Dear Editor,

We read with great interest the paper of Pappalardo et al. [1]. In this paper, the authors constructed a very nice model predicting the mortality risk while on veno-venous extra-corporeal membrane oxygenation (vvECMO) in patients with acute respiratory distress syndrome (ARDS) due to H1N1 pneumonia. These patients were analyzed retrospectively from a large Italian vvECMO network [2]. Until publication of this paper, inclusion and exclusion criteria for vvECMO treatment were based on expert opinion [3]. The authors constructed the model from the retrospective data of 60 patients, of which 82 % had H1N1 pneumonia with a survival rate of 71 %. The remaining ARDS patients had a survival rate of 52 %. In another validation set containing 74 patients, the authors tested their model: the area under the curve (AUC) of the receiver operating characteristic (ROC) was 0.69 to predict mortality while on ECMO with a ECMOnet score >4.5 points, with a sensitivity of 51 % and a specificity of 76 %.

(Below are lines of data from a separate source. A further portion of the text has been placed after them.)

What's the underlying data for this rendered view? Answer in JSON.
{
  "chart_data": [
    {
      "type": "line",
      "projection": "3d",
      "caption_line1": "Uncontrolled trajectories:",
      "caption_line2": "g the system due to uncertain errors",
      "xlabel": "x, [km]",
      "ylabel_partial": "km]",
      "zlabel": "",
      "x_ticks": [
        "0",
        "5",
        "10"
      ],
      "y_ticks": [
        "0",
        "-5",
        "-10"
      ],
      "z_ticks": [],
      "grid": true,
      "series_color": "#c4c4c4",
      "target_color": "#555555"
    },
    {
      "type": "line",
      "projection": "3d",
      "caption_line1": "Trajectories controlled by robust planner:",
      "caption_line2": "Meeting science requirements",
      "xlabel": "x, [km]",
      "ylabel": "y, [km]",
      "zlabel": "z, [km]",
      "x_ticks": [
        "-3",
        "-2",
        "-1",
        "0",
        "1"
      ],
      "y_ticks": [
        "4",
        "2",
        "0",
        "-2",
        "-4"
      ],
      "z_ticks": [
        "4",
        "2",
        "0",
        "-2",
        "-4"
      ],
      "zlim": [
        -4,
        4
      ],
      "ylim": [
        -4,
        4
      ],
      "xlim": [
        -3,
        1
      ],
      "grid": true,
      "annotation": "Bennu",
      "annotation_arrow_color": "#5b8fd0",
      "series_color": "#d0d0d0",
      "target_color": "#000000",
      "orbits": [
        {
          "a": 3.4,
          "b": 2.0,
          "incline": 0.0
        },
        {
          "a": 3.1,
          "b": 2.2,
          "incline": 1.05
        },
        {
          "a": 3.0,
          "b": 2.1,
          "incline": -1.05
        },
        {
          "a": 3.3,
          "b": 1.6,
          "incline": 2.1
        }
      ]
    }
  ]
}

In our center, we have treated 44 patients with vvECMO: 50 % for bacterial pneumonia, 20 % for viral pneumonia and 27 % for auto-immune pneumonitis disease. The overall survival rate while on vvECMO was 73 %. When applying the ECMOnet score to our patients, the optimal cut-off point (calculated with the Youden index) was an ECMOnet score of 6.5. The AUC with an ECMOnet score >6.5 was exactly 0.69 for predicting mortality while on ECMO with a sensitivity of 50 % and a specificity of 80 % (see Fig. 1). AUC of the oxygenation index and APACHEII was 0.52 and 0.54, respectively.

Fig. 1
figure 1

The number of patients (%) alive and deceased while on veno-venous extracorporeal membrane oxygenation (ECMO) with a ECMOnet score cutoff point of 6.5

Therefore, it seems that the ECMOnet score is a promising scoring system with a fair specificity in predicting mortality while on vvECMO, although with a higher cut-off point. At least, the ECMOnet score is much better than traditional scoring systems such as oxygenation index or APACHEII.